RE: converting to int - Skaperen - Jul-24-2022

(Jul-24-2022, 08:51 AM)ibreeden Wrote: Yeah, great book, "The C Programming Language" from Kernighan and Ritchie.
But about your problem, @Skaperen , I still believe regular expressions are most efficient for solving this. Let me first summarise if I understood you well:
  • You have lines that may start with an integer.
  • This integer may be in octal, hexadecimal or decimal format.
  • You need to capture this integer.

These rules can be translated to a regular expression. You need to know "re" has an "OR" operator.
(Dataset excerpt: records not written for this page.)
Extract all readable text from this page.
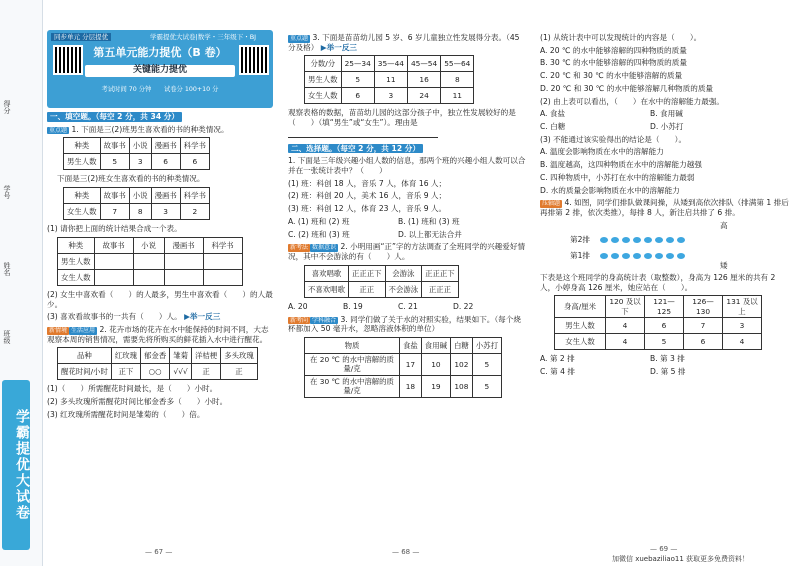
得分
学号
姓名
班级
学霸提优大试卷
同步单元 分层提优
第五单元能力提优（B 卷）
关键能力提优
考试时间 70 分钟　　试卷分 100+10 分
学霸提优大试卷|数学・三年级下・BJ

一、填空题。（每空 2 分，共 34 分）

重点题 1. 下面是三(2)班男生喜欢看的书的种类情况。

种类	故事书	小说	漫画书	科学书
男生人数	5	3	6	6

下面是三(2)班女生喜欢看的书的种类情况。

种类	故事书	小说	漫画书	科学书
女生人数	7	8	3	2

(1) 请你把上面的统计结果合成一个表。

种类	故事书	小说	漫画书	科学书
男生人数				
女生人数				

(2) 女生中喜欢看（　　）的人最多，男生中喜欢看（　　）的人最少。

(3) 喜欢看故事书的一共有（　　）人。 ▶举一反三

新情境 生活应用 2. 花卉市场的花卉在水中能保持的时间不同，大志观察本周的销售情况，需要先将所购买的鲜花插入水中进行醒花。

品种	红玫瑰	郁金香	雏菊	洋桔梗	多头玫瑰
醒花时间/小时	正下	○○	√√√	正	正

(1)（　　）所需醒花时间最长，是（　　）小时。

(2) 多头玫瑰所需醒花时间比郁金香多（　　）小时。

(3) 红玫瑰所需醒花时间是雏菊的（　　）倍。

— 67 —

重点题 3. 下面是苗苗幼儿园 5 岁、6 岁儿童独立性发展得分表。（45 分及格） ▶举一反三

分数/分	25—34	35—44	45—54	55—64
男生人数	5	11	16	8
女生人数	6	3	24	11

观察表格的数据，苗苗幼儿园的这部分孩子中，独立性发展较好的是（　　）（填“男生”或“女生”）。理由是

二、选择题。（每空 2 分，共 12 分）

1. 下面是三年级兴趣小组人数的信息，那两个班的兴趣小组人数可以合并在一张统计表中？（　　）

(1) 班：科创 18 人，音乐 7 人，体育 16 人；

(2) 班：科创 20 人，美术 16 人，音乐 9 人；

(3) 班：科创 12 人，体育 23 人，音乐 9 人。

A. (1) 班和 (2) 班	B. (1) 班和 (3) 班

C. (2) 班和 (3) 班	D. 以上都无法合并

新考法 数据意识 2. 小明用画“正”字的方法调查了全班同学的兴趣爱好情况，其中不会游泳的有（　　）人。

喜欢唱歌	正正正下	会游泳	正正正下
不喜欢唱歌	正正	不会游泳	正正正

A. 20	B. 19	C. 21	D. 22

新考向 学科融合 3. 同学们做了关于水的对照实验，结果如下。（每个烧杯都加入 50 毫升水，忽略溶液体积的单位）

物质	食盐	食用碱	白糖	小苏打
在 20 ℃ 的水中溶解的质量/克	17	10	102	5
在 30 ℃ 的水中溶解的质量/克	18	19	108	5
— 68 —

(1) 从统计表中可以发现统计的内容是（　　）。

A. 20 ℃ 的水中能够溶解的四种物质的质量

B. 30 ℃ 的水中能够溶解的四种物质的质量

C. 20 ℃ 和 30 ℃ 的水中能够溶解的质量

D. 20 ℃ 和 30 ℃ 的水中能够溶解几种物质的质量

(2) 由上表可以看出，（　　）在水中的溶解能力最强。

A. 食盐	B. 食用碱

C. 白糖	D. 小苏打

(3) 不能通过该实验得出的结论是（　　）。

A. 温度会影响物质在水中的溶解能力

B. 温度越高，这四种物质在水中的溶解能力越强

C. 四种物质中，小苏打在水中的溶解能力最弱

D. 水的质量会影响物质在水中的溶解能力

压轴题 4. 如图，同学们排队做课间操，从矮到高依次排队（排满第 1 排后再排第 2 排，依次类推），每排 8 人，新注启共排了 6 排。

高
第2排
第1排
矮

下表是这个班同学的身高统计表（取整数），身高为 126 厘米的共有 2 人，小婷身高 126 厘米，她应站在（　　）。

身高/厘米	120 及以下	121—125	126—130	131 及以上
男生人数	4	6	7	3
女生人数	4	5	6	4

A. 第 2 排	B. 第 3 排

C. 第 4 排	D. 第 5 排

— 69 —
加微信 xuebaziliao11 获取更多免费资料！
It is: "|". The regular expression must search for:
  1. "0o" followed by digits 0-7, or
  2. "0x" followed by digits 0-F, or
  3. digits 0-9.
This translated to a regular expression:
r"^(0[oO][0-7]*|0[xX][0-9a-fA-F]*|[0-9]*)"
I tested it with this little program.
import re

# For efficiency reasons: compile this only once.
initial_integer = re.compile(r"^(0[oO][0-7]*|0[xX][0-9a-fA-F]*|[0-9]*)")
""" Meaning:
    Capture the start of a string containing:
    - "0o" followed by digits 0-7
    - "0x" followed by digits 0-f
    - digits 0-9
"""

testdata = ["abcdefg",
            "12789efgh",
            "0o12789efgh",
            "0x12789efgh",
            ""]
for mystr in testdata:
    print(f"Teststring: {mystr}\t", end="")
    print(re.match(initial_integer, mystr).groups()[0])
Output:
Teststring: abcdefg Teststring: 12789efgh 12789 Teststring: 0o12789efgh 0o127 Teststring: 0x12789efgh 0x12789ef Teststring:
I hope you can use this solution.

i would need to add support for "0b" for binary, to that, but i think i see how to do it. you expanded my understanding of regular expressions by enough for this.